Antonio Marasco

Personal information
- Date of birth: 19 February 1970 (age 56)
- Place of birth: Torre Annunziata, Italy
- Height: 1.78 m (5 ft 10 in)
- Position: Midfielder

Youth career
- 1986–1988: Savoia

Senior career*
- Years: Team / Apps / (Gls)
- 1986–1991: Savoia / 106 / (10)
- 1991–1996: Avellino / 114 / (10)
- 1996–1997: Savoia / 42 / (2)
- 1997–1998: Reggiana / 31 / (0)
- 1998–2000: Verona / 60 / (4)
- 2000–2002: Venezia / 67 / (2)
- 2002–2003: Palermo / 15 / (1)
- 2003–2004: Modena / 45 / (0)
- 2006: Savoia / 13 / (3)
- 2006–2007: Scafatese / 31 / (5)
- 2007: Neapolis Mugnano / 11 / (2)
- 2007–2008: Aversa Normanna
- 2008: Pianura
- 2008–2009: Aversa Normanna

Managerial career
- 2014–2015: Savoia (head of youth)
- 2017–2018: Aversa Normanna
- 2020: Gragnano
- 2022: Polisportiva Dil. Lioni

= Antonio Marasco =

Italian footballer (born 1970)

Antonio Marasco (born 19 February 1970) is an Italian former professional footballer. From 2007, he played as a midfielder in Serie D, the fifth highest level in Italian football and the level right below the professional league.

==Career==
Born in Torre Annunziata, the Province of Naples, Campania, Marasco started his career at hometown club Savoia of Serie D. He won the Group M champions and promoted to Serie C2 in 1990. In 1991, he left for Serie B side Avellino (which also located in Campania) and followed the team relegated in 1992. He followed the team promoted back to Serie B in 1995. In 1996, he returned to Savoia at Serie C1.

In October 1997, he left for Serie B side Reggiana. In October 1998, he left for Serie B side Hellas Verona along with Stefano Guidoni. He won Serie B champion and made his Serie A debut in 1999–2000 season.

In the 2000–01 season, he left for Serie B side Venezia, which won promotion to Serie A in June 2001.

In August 2002, after Venezia's owner Maurizio Zamparini purchased Serie B team Palermo, he followed his teammates Di Napoli, Kewullay Conteh, Mario Santana, Igor Budan, Stefano Morrone and Daniel Andersson, etc. transferred to the Sicily side.

In January 2003, he left for Serie A team Modena.

===Match-fixing & Serie D===
He was involved in match-fixing and banned for three years in 2004. Stefano Bettarini, Roberto D'Aversa, Generoso Rossi, Maurizio Caccavale and Alfredo Femiano were also banned.
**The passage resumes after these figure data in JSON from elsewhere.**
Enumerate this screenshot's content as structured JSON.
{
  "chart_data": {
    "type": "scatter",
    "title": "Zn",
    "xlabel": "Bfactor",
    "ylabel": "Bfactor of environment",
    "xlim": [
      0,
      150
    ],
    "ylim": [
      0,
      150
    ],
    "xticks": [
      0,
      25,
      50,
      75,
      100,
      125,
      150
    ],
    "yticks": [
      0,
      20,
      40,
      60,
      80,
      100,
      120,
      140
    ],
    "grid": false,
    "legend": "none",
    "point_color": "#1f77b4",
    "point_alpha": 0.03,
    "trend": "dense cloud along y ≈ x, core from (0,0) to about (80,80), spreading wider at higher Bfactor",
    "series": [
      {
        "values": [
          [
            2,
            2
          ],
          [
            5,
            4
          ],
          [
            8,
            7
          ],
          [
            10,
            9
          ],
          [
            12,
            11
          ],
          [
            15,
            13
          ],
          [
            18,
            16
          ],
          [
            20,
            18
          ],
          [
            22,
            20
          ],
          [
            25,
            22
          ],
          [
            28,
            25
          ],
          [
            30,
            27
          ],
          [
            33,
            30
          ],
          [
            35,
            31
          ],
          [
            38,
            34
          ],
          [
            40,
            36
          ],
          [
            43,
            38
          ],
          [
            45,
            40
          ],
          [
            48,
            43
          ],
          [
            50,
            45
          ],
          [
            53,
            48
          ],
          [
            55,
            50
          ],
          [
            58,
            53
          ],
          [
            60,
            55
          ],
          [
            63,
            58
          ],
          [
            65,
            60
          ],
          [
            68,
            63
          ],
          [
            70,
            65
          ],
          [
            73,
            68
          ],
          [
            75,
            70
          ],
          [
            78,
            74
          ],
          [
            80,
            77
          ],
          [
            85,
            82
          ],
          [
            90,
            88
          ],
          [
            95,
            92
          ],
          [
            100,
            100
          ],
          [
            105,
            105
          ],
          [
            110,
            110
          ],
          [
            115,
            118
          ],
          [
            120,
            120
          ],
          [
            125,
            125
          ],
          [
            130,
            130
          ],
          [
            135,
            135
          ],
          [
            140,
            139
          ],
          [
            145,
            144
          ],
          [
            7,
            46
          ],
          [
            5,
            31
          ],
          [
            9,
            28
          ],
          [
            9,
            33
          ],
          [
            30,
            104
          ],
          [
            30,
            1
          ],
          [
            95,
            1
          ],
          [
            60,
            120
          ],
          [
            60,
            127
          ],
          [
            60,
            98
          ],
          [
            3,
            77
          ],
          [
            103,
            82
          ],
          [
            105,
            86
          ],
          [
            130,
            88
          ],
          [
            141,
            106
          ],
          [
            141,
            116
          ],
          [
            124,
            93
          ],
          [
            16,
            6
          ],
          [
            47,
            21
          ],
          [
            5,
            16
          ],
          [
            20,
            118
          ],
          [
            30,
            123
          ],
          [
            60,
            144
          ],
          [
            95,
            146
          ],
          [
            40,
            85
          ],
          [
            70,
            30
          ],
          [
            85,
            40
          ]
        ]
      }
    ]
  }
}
In January 2006, he returned to football, for non-professional (Serie D) side Savoia. In the 2006–07 season, he left for Scafatese, also from Campania and at Serie D. In the 2006–07 season, he briefly played for Serie C2 side Neapolis Mugnano (which located in Naples, Campania) and then left for another hometown club Aversa Normanna of Serie D.

In the 2008–09 season, he was the captain of Serie D side Pianura, which located in Pianura, suburb of Naples.

==Coaching career==
In the 2014-15 season, Marasco worked at his former club, Savoia, as responsible for the club's youth academy.

In October 2017 he was appointed head coach of his former club Aversa Normanna, who played in the Italian Serie D. After a poor run of four defeats in six games, Marasco was sacked in April 2018.

On August 25, 2020, Marasco was appointed head coach of Italian Eccellenza club Gragnano. Less than two months later, on October 20, 2020, the club confirmed that Marasco had been fired. During this period, Marasco lost both matches in the Italian Coppa Italia Dilettanti.

In July 2022, Marasco was appointed manager of Eccelenza side Polisportiva Dil. Lioni. He was released from his duties on November 29, 2022.